Ask any mother and she'll tell you that raising a preschooler is no easy task. Now imagine what it must be like to bring up a child with autism or a developmental delay.
Researchers at the University of Washington's Autism Center asked mothers about their experiences and found that moms of children with autism had higher levels of parenting-related stress and psychological distress than mothers of children with developmental delay. Children's problem behavior was associated with increases in both parenting-related stress and distress in both groups, but this relationship was stronger in mothers of children with autism.
"Both groups of women are dealing with children who need high levels of care-giving. But there is something about autism that is making a difference and adding stress and psychological distress to these mothers," said Annette Estes, lead author of a new study and associate director of the UW Autism Center.
Surprisingly, the research also found no link between a child's decreased daily living skills and increased parental stress and psychological distress.
"This finding was counterintuitive," said Estes, who is also a research assistant professor of psychiatry and behavioral sciences. "If a child has more needs in getting dressed and in other daily living skills, that means the parents are working harder and seemingly would be under stress. But it is not the hard work that is stressing the mothers. Our findings really pointed to the behavior problems that can occur with autism. Children with autism had significantly higher levels of problem behaviors than children with developmental delay."
These behavior problems included such things as irritability, agitation, crying, inappropriate speech and not being able to follow rules.
For this study parental stress was defined as being the stress directly related to a person's role as a parent and parenting a child with a disability. Psychological distress is more general stress, such as that experienced by a person who is nervous about her job or life in general but may or may not be confident about her parenting.
The study included 73 mothers and their children 51 of the youngsters had an autism spectrum disorder and 22 had developmental delays. The families were part of a larger study exploring the neurobiology and developmental course of autism. The children in the stress study were predominantly male, white and about 3 years old when data was collected.
Parents filled out a number of detailed surveys that measured parenting stress, psychological distress, problem behaviors and adaptive functioning level. The last charted a child's daily living skills in such areas as dressing, feeding, using the toilet, bathing and helping with household chores.

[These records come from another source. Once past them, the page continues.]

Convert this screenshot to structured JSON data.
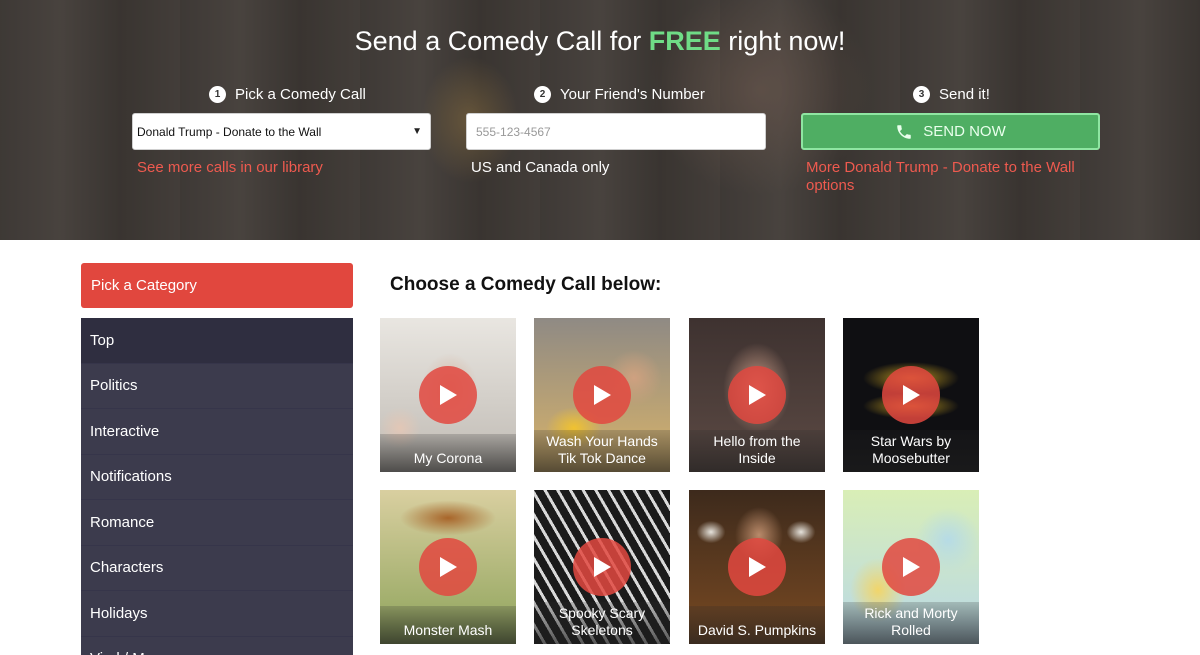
{
  "hero": {
    "title_prefix": "Send a Comedy Call for ",
    "title_free": "FREE",
    "title_suffix": " right now!",
    "steps": [
      {
        "num": "1",
        "label": "Pick a Comedy Call"
      },
      {
        "num": "2",
        "label": "Your Friend's Number"
      },
      {
        "num": "3",
        "label": "Send it!"
      }
    ],
    "selected_call": "Donald Trump - Donate to the Wall",
    "phone_placeholder": "555-123-4567",
    "send_label": "SEND NOW",
    "library_link": "See more calls in our library",
    "region_note": "US and Canada only",
    "more_options_link": "More Donald Trump - Donate to the Wall options"
  },
  "sidebar": {
    "header": "Pick a Category",
    "items": [
      "Top",
      "Politics",
      "Interactive",
      "Notifications",
      "Romance",
      "Characters",
      "Holidays",
      "Viral / M..."
    ]
  },
  "main": {
    "heading": "Choose a Comedy Call below:",
    "calls": [
      {
        "title": "My Corona"
      },
      {
        "title": "Wash Your Hands Tik Tok Dance"
      },
      {
        "title": "Hello from the Inside"
      },
      {
        "title": "Star Wars by Moosebutter"
      },
      {
        "title": "Monster Mash"
      },
      {
        "title": "Spooky Scary Skeletons"
      },
      {
        "title": "David S. Pumpkins"
      },
      {
        "title": "Rick and Morty Rolled"
      }
    ]
  },
  "colors": {
    "accent_red": "#e1473e",
    "send_green": "#4fae63",
    "free_green": "#6fdc86",
    "sidebar_bg": "#3c3b4d"
  }
}
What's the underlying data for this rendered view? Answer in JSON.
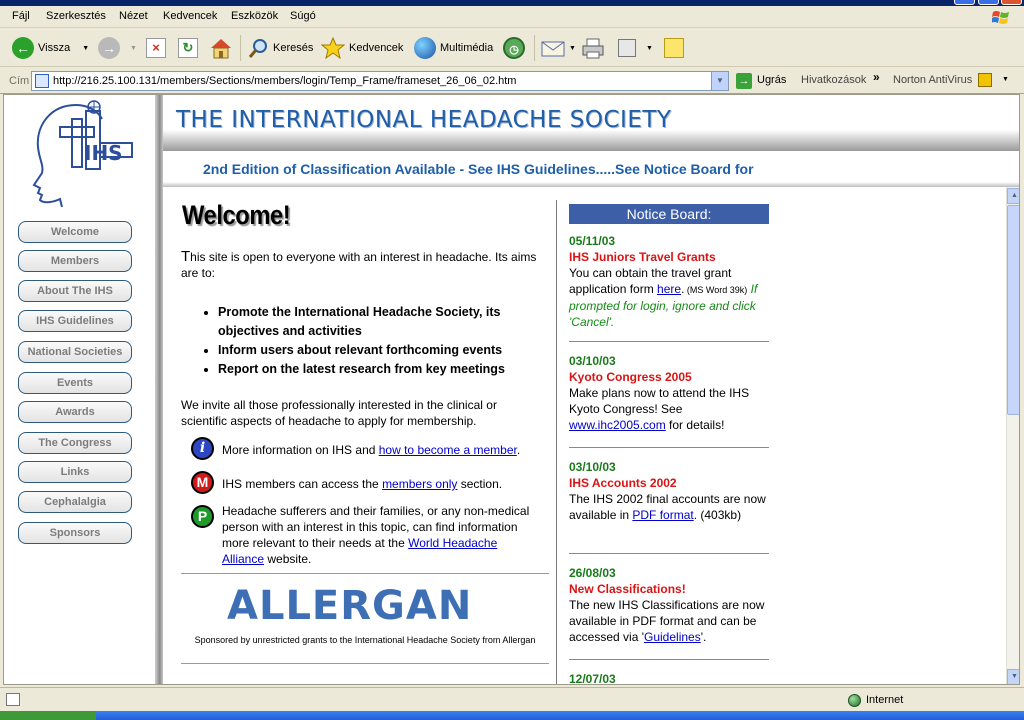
{
  "menubar": {
    "items": [
      "Fájl",
      "Szerkesztés",
      "Nézet",
      "Kedvencek",
      "Eszközök",
      "Súgó"
    ]
  },
  "toolbar": {
    "back_label": "Vissza",
    "search_label": "Keresés",
    "favorites_label": "Kedvencek",
    "media_label": "Multimédia"
  },
  "address": {
    "label": "Cím",
    "url": "http://216.25.100.131/members/Sections/members/login/Temp_Frame/frameset_26_06_02.htm",
    "go_label": "Ugrás",
    "links_label": "Hivatkozások",
    "chevron": "»",
    "norton_label": "Norton AntiVirus"
  },
  "header": {
    "title": "THE INTERNATIONAL HEADACHE SOCIETY",
    "marquee": "2nd Edition of Classification Available - See IHS Guidelines.....See Notice Board for"
  },
  "logo": {
    "text": "IHS"
  },
  "nav": {
    "items": [
      "Welcome",
      "Members",
      "About The IHS",
      "IHS Guidelines",
      "National Societies",
      "Events",
      "Awards",
      "The Congress",
      "Links",
      "Cephalalgia",
      "Sponsors"
    ]
  },
  "main": {
    "title": "Welcome!",
    "intro_cap": "T",
    "intro_rest": "his site is open to everyone with an interest in headache. Its aims are to:",
    "bullets": [
      "Promote the International Headache Society, its objectives and activities",
      "Inform users about relevant forthcoming events",
      "Report on the latest research from key meetings"
    ],
    "invite": "We invite all those professionally interested in the clinical or scientific aspects of headache to apply for membership.",
    "info1_pre": "More information on IHS and ",
    "info1_link": "how to become a member",
    "info1_post": ".",
    "info1_icon": "i",
    "info2_pre": "IHS members can access the ",
    "info2_link": "members only",
    "info2_post": " section.",
    "info2_icon": "M",
    "info3_pre": "Headache sufferers and their families, or any non-medical person with an interest in this topic, can find information more relevant to their needs at the ",
    "info3_link": "World Headache Alliance",
    "info3_post": " website.",
    "info3_icon": "P",
    "sponsor_logo": "ALLERGAN",
    "sponsor_note": "Sponsored by unrestricted grants to the International Headache Society from Allergan"
  },
  "notice": {
    "title": "Notice Board:",
    "e1": {
      "date": "05/11/03",
      "head": "IHS Juniors Travel Grants",
      "pre": "You can obtain the travel grant application form ",
      "link": "here",
      "post": ".",
      "small": " (MS Word 39k)",
      "italic": " If prompted for login, ignore and click 'Cancel'."
    },
    "e2": {
      "date": "03/10/03",
      "head": "Kyoto Congress 2005",
      "pre": "Make plans now to attend the IHS Kyoto Congress! See ",
      "link": "www.ihc2005.com",
      "post": " for details!"
    },
    "e3": {
      "date": "03/10/03",
      "head": "IHS Accounts 2002",
      "pre": "The IHS 2002 final accounts are now available in ",
      "link": "PDF format",
      "post": ". (403kb)"
    },
    "e4": {
      "date": "26/08/03",
      "head": "New Classifications!",
      "pre": "The new IHS Classifications are now available in PDF format and can be accessed via '",
      "link": "Guidelines",
      "post": "'."
    },
    "e5": {
      "date": "12/07/03"
    }
  },
  "status": {
    "zone": "Internet"
  },
  "colors": {
    "accent": "#1f5fa9",
    "notice_header": "#3d5fa8",
    "date_green": "#1a7a1a",
    "headline_red": "#d91414"
  }
}
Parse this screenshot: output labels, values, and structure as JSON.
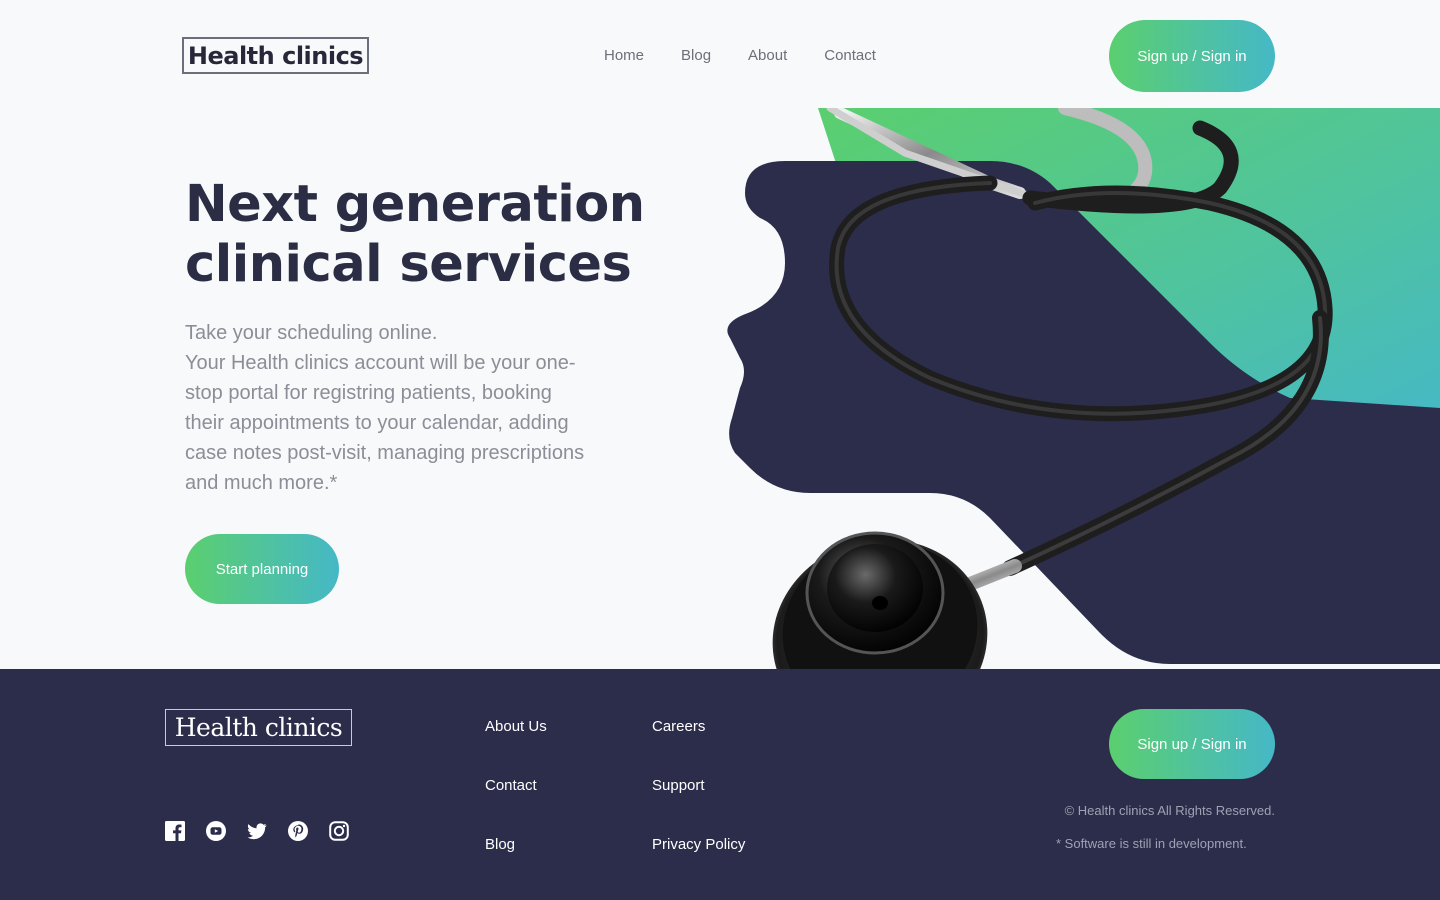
{
  "header": {
    "logo": "Health clinics",
    "nav": [
      "Home",
      "Blog",
      "About",
      "Contact"
    ],
    "cta": "Sign up / Sign in"
  },
  "hero": {
    "title_lines": [
      "Next generation",
      "clinical services"
    ],
    "body_lines": [
      "Take your scheduling online.",
      "Your Health clinics account will be your one-",
      "stop portal for registring patients, booking",
      "their appointments to your calendar, adding",
      "case notes post-visit, managing prescriptions",
      "and much more.*"
    ],
    "cta": "Start planning"
  },
  "footer": {
    "logo": "Health clinics",
    "links_col1": [
      "About Us",
      "Contact",
      "Blog"
    ],
    "links_col2": [
      "Careers",
      "Support",
      "Privacy Policy"
    ],
    "cta": "Sign up / Sign in",
    "copyright": "© Health clinics All Rights Reserved.",
    "note": "* Software is still in development.",
    "social_icons": [
      "facebook-icon",
      "youtube-icon",
      "twitter-icon",
      "pinterest-icon",
      "instagram-icon"
    ]
  },
  "colors": {
    "navy": "#2c2d4b",
    "gradient_start": "#5bcf6e",
    "gradient_end": "#45b8c6"
  }
}
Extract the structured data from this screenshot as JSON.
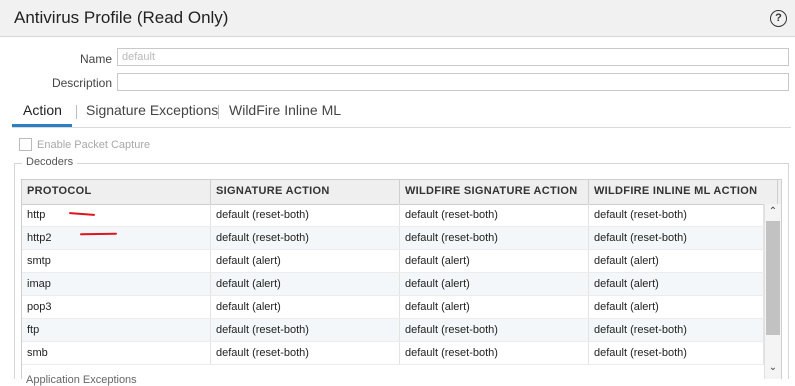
{
  "window": {
    "title": "Antivirus Profile (Read Only)",
    "help_icon": "?"
  },
  "form": {
    "name_label": "Name",
    "name_value": "default",
    "description_label": "Description",
    "description_value": ""
  },
  "tabs": [
    {
      "label": "Action",
      "active": true
    },
    {
      "label": "Signature Exceptions",
      "active": false
    },
    {
      "label": "WildFire Inline ML",
      "active": false
    }
  ],
  "packet_capture": {
    "label": "Enable Packet Capture",
    "checked": false
  },
  "decoders": {
    "legend": "Decoders",
    "columns": [
      "PROTOCOL",
      "SIGNATURE ACTION",
      "WILDFIRE SIGNATURE ACTION",
      "WILDFIRE INLINE ML ACTION"
    ],
    "rows": [
      [
        "http",
        "default (reset-both)",
        "default (reset-both)",
        "default (reset-both)"
      ],
      [
        "http2",
        "default (reset-both)",
        "default (reset-both)",
        "default (reset-both)"
      ],
      [
        "smtp",
        "default (alert)",
        "default (alert)",
        "default (alert)"
      ],
      [
        "imap",
        "default (alert)",
        "default (alert)",
        "default (alert)"
      ],
      [
        "pop3",
        "default (alert)",
        "default (alert)",
        "default (alert)"
      ],
      [
        "ftp",
        "default (reset-both)",
        "default (reset-both)",
        "default (reset-both)"
      ],
      [
        "smb",
        "default (reset-both)",
        "default (reset-both)",
        "default (reset-both)"
      ]
    ]
  },
  "next_section_label": "Application Exceptions",
  "colors": {
    "accent": "#2b7fc1",
    "annotation": "#e3131c",
    "alt_row": "#f3f7f9"
  }
}
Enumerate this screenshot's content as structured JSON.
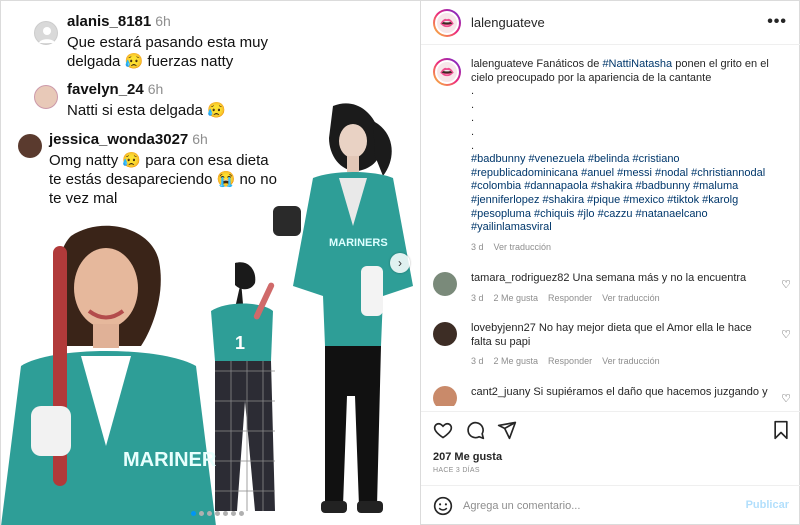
{
  "media": {
    "comments": [
      {
        "user": "alanis_8181",
        "time": "6h",
        "text": "Que estará pasando esta muy delgada 😥 fuerzas natty"
      },
      {
        "user": "favelyn_24",
        "time": "6h",
        "text": "Natti si esta delgada 😥"
      },
      {
        "user": "jessica_wonda3027",
        "time": "6h",
        "text": "Omg natty 😥 para con esa dieta te estás desapareciendo 😭 no no te vez mal"
      }
    ],
    "jersey_text": "MARINERS",
    "jersey_number": "1",
    "carousel_next": "›"
  },
  "header": {
    "username": "lalenguateve",
    "more": "•••"
  },
  "caption": {
    "username": "lalenguateve",
    "text_before": "Fanáticos de ",
    "mention": "#NattiNatasha",
    "text_after": " ponen el grito en el cielo preocupado por la apariencia de la cantante",
    "dots": [
      ".",
      ".",
      ".",
      ".",
      "."
    ],
    "hashtags": "#badbunny #venezuela #belinda #cristiano #republicadominicana #anuel #messi #nodal #christiannodal #colombia #dannapaola #shakira #badbunny #maluma #jenniferlopez #shakira #pique #mexico #tiktok #karolg #pesopluma #chiquis #jlo #cazzu #natanaelcano #yailinlamasviral",
    "age": "3 d",
    "translate": "Ver traducción"
  },
  "comments": [
    {
      "user": "tamara_rodriguez82",
      "text": "Una semana más y no la encuentra",
      "age": "3 d",
      "likes": "2 Me gusta",
      "reply": "Responder",
      "translate": "Ver traducción"
    },
    {
      "user": "lovebyjenn27",
      "text": "No hay mejor dieta que el Amor ella le hace falta su papi",
      "age": "3 d",
      "likes": "2 Me gusta",
      "reply": "Responder",
      "translate": "Ver traducción"
    },
    {
      "user": "cant2_juany",
      "text": "Si supiéramos el daño que hacemos juzgando y",
      "age": "",
      "likes": "",
      "reply": "",
      "translate": ""
    }
  ],
  "stats": {
    "likes": "207 Me gusta",
    "date": "HACE 3 DÍAS"
  },
  "add_comment": {
    "placeholder": "Agrega un comentario...",
    "publish": "Publicar"
  },
  "colors": {
    "hashtag": "#00376b",
    "muted": "#8e8e8e",
    "jersey_teal": "#2e9e97",
    "publish_disabled": "#b2dffc"
  }
}
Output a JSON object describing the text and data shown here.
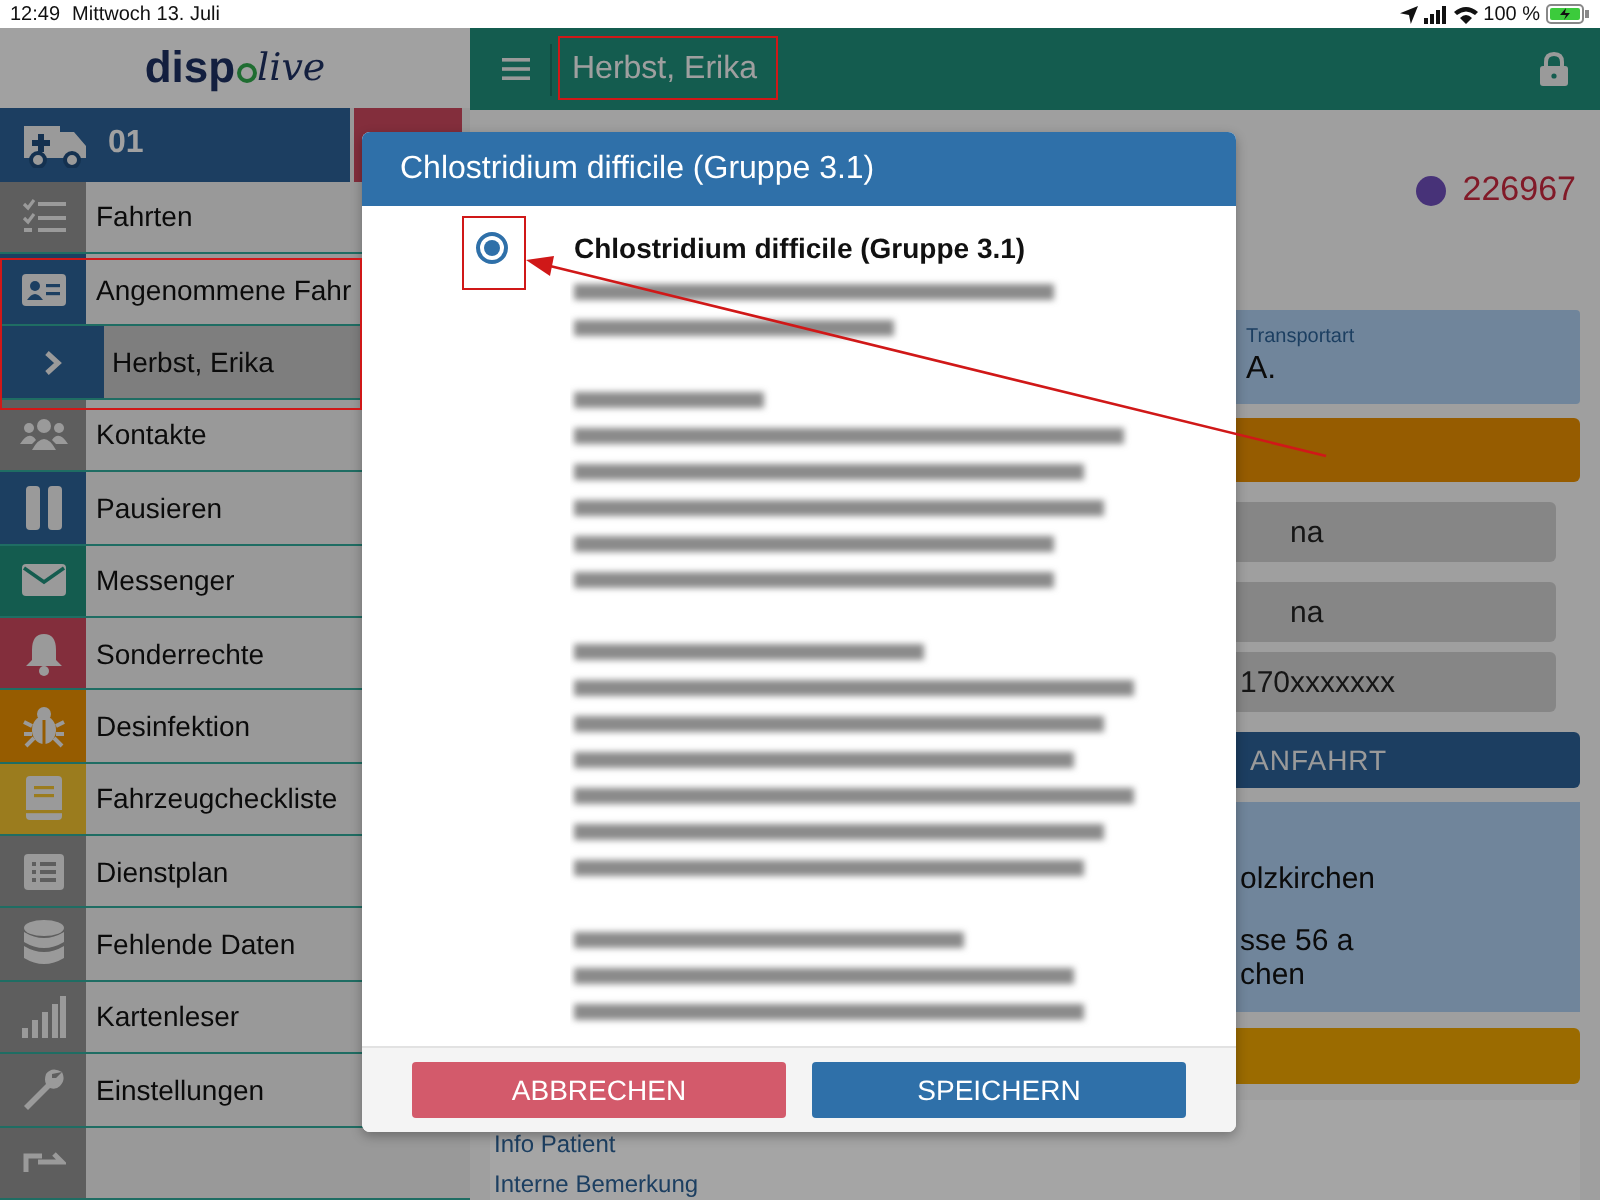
{
  "status_bar": {
    "time": "12:49",
    "date": "Mittwoch 13. Juli",
    "battery": "100 %"
  },
  "logo": {
    "left": "disp",
    "right": "live"
  },
  "header": {
    "title": "Herbst, Erika"
  },
  "vehicle": {
    "label": "01"
  },
  "sidebar": {
    "items": [
      {
        "label": "Fahrten",
        "kind": "checklist",
        "selected": false
      },
      {
        "label": "Angenommene Fahr",
        "kind": "idcard",
        "selected": false,
        "children": [
          {
            "label": "Herbst, Erika",
            "kind": "chevron",
            "selected": true
          }
        ]
      },
      {
        "label": "Kontakte",
        "kind": "people",
        "selected": false
      },
      {
        "label": "Pausieren",
        "kind": "pause",
        "selected": false
      },
      {
        "label": "Messenger",
        "kind": "envelope",
        "selected": false
      },
      {
        "label": "Sonderrechte",
        "kind": "bell",
        "selected": false
      },
      {
        "label": "Desinfektion",
        "kind": "bug",
        "selected": false
      },
      {
        "label": "Fahrzeugcheckliste",
        "kind": "book",
        "selected": false
      },
      {
        "label": "Dienstplan",
        "kind": "list",
        "selected": false
      },
      {
        "label": "Fehlende Daten",
        "kind": "database",
        "selected": false
      },
      {
        "label": "Kartenleser",
        "kind": "signal",
        "selected": false
      },
      {
        "label": "Einstellungen",
        "kind": "wrench",
        "selected": false
      },
      {
        "kind": "exit",
        "selected": false
      }
    ]
  },
  "content": {
    "number": "226967",
    "transport_label": "Transportart",
    "transport_value": "A.",
    "field_1": "na",
    "field_2": "na",
    "phone": "170xxxxxxx",
    "anfahrt": "ANFAHRT",
    "address_lines": [
      "olzkirchen",
      "sse 56 a",
      "chen"
    ],
    "links": [
      "Info Patient",
      "Interne Bemerkung"
    ]
  },
  "dialog": {
    "title": "Chlostridium difficile (Gruppe 3.1)",
    "option": {
      "label": "Chlostridium difficile (Gruppe 3.1)",
      "selected": true
    },
    "cancel": "ABBRECHEN",
    "save": "SPEICHERN"
  }
}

The study, Estes said, looked at psychological stress, not psychiatric disorders in mothers.
"We were not diagnosing disorders and our sample of parents likely did not include the most distressed parents, those who did not have the resources to take the time to participate in a research study or those who were probably too busy and stressed raising a disabled child to participate.
She noted that problem behavior needs to be a crucial target in treating children with autism and developmental delay.
"We need to focus on it because it appears to have the potential to disrupt the family, parenting and the child. While problem behavior is not a core element of autism, it might rise to the top of the issues that have to be dealt with first in a clinical setting," Estes said. "Help in what we call family adaptive functioning is what we need to figure out in these cases. How to help families is important because high levels of stress and psychological distress can interfere with early identification of autism and interventions which are delivered by parents. There's another good reason to do this: Parents who feel supported can better support their children."